I’ll have to train a model and play with it a bit, can you post the config file? Alternatively, would you be able to share the trained model by any chance? Hopefully we can get this resolved.

MatejUlcar commented 2 years ago

I've figured it's less bother to train from scratch without ZeRO 3, seeing how GPUs were under-utilized in the original run.
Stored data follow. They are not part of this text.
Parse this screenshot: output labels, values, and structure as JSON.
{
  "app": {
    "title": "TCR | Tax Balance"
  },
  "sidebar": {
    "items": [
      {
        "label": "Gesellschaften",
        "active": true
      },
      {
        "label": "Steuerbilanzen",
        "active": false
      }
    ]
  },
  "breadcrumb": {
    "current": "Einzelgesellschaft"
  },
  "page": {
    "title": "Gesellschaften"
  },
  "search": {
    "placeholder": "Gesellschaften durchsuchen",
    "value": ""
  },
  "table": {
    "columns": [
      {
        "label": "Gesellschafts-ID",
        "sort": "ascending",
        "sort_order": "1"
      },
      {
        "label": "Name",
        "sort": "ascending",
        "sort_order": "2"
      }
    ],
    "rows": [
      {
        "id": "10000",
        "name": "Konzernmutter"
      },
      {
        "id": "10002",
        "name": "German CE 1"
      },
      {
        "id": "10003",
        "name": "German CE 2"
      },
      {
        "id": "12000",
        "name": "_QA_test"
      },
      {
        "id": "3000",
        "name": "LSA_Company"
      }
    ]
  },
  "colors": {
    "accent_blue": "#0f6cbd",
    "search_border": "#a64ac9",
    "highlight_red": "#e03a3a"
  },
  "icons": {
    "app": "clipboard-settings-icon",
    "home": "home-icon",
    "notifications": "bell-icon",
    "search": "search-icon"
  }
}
Either way, I can share the trained model https://drive.google.com/drive/folders/13Z4g4eGFd33yhI2HWj4EM4G6lGw2W24D?usp=sharing The config files included in the archive, the model config here:

{
   # parallelism settings ( you will want to change these based on your cluster setup, ideally scheduling pipeline stages
   # across the node boundaries )
   "pipe-parallel-size": 0,
   "model-parallel-size": 1,

   # model settings
   "num-layers": 12,
   "hidden-size": 768,
   "num-attention-heads": 12,
   "seq-length": 2048,
   "max-position-embeddings": 2048,
   "norm": "layernorm",
   "pos-emb": "rotary",
   "no-weight-tying": true,
    # this should provide some speedup but takes a while to build, set to true if desired
   "scaled-upper-triang-masked-softmax-fusion": false,
   "train-iters": 80000,

   # optimizer settings
   "optimizer": {
     "type": "Adam",
     "params": {
       "lr": 1.0e-5,
       #"freeze_step": 5000,
       "betas": [0.9, 0.999],
       #"cuda_aware": false,
       #"comm_backend_name": "nccl"
     }
   },

   "zero_optimization": {
    "stage": 3,
    "allgather_partitions": True,
    "allgather_bucket_size": 100000000,
    "overlap_comm": True,
    "reduce_scatter": True,
    "reduce_bucket_size": 100000000,
    "contiguous_gradients": True,
    "cpu_offload": False
  },
  "zero_allow_untested_optimizer": true,

   # batch / data settings
   "train_micro_batch_size_per_gpu": 8,
   "gradient_accumulation_steps": 4,
   "data-impl": "mmap",
   "split": "949,50,1",

   # activation checkpointing
   "checkpoint-activations": true,
   "checkpoint-num-layers": 1,
   "partition-activations": true,
   "synchronize-each-layer": true,

   # regularization
   "gradient_clipping": 1.0,
   "weight-decay": 0.05,
   "hidden-dropout": 0.1,
   "attention-dropout": 0.1,

   # precision settings
   "fp16": { 
     "enabled": true,
     "loss_scale": 0,
     "loss_scale_window": 500,
     "hysteresis": 2,
     "min_loss_scale": 1,
   },

   # lr decay settings
   "lr-decay-iters": 80000,
   "lr-decay-style": "cosine",
   "warmup": 0.01,

   # misc. training settings
   "distributed-backend": "nccl",
   #"save-interval": 10000,
   #"eval-interval": 1000,
   "save-interval": 500,
   "eval-interval": 100,
   "eval-iters": 10,

   # logging
   #"log-interval": 100,
   "log-interval": 10,
   "steps_per_print": 10,
   "keep-last-n-checkpoints": 4,
   "wall_clock_breakdown": true,

  # sparse attention
  #"attention_config": [[["local", "global"], "all"]],
}
StellaAthena commented 1 year ago

We do not currently support ZeRO 3, which seems to be the core source of your issue. Closing for now.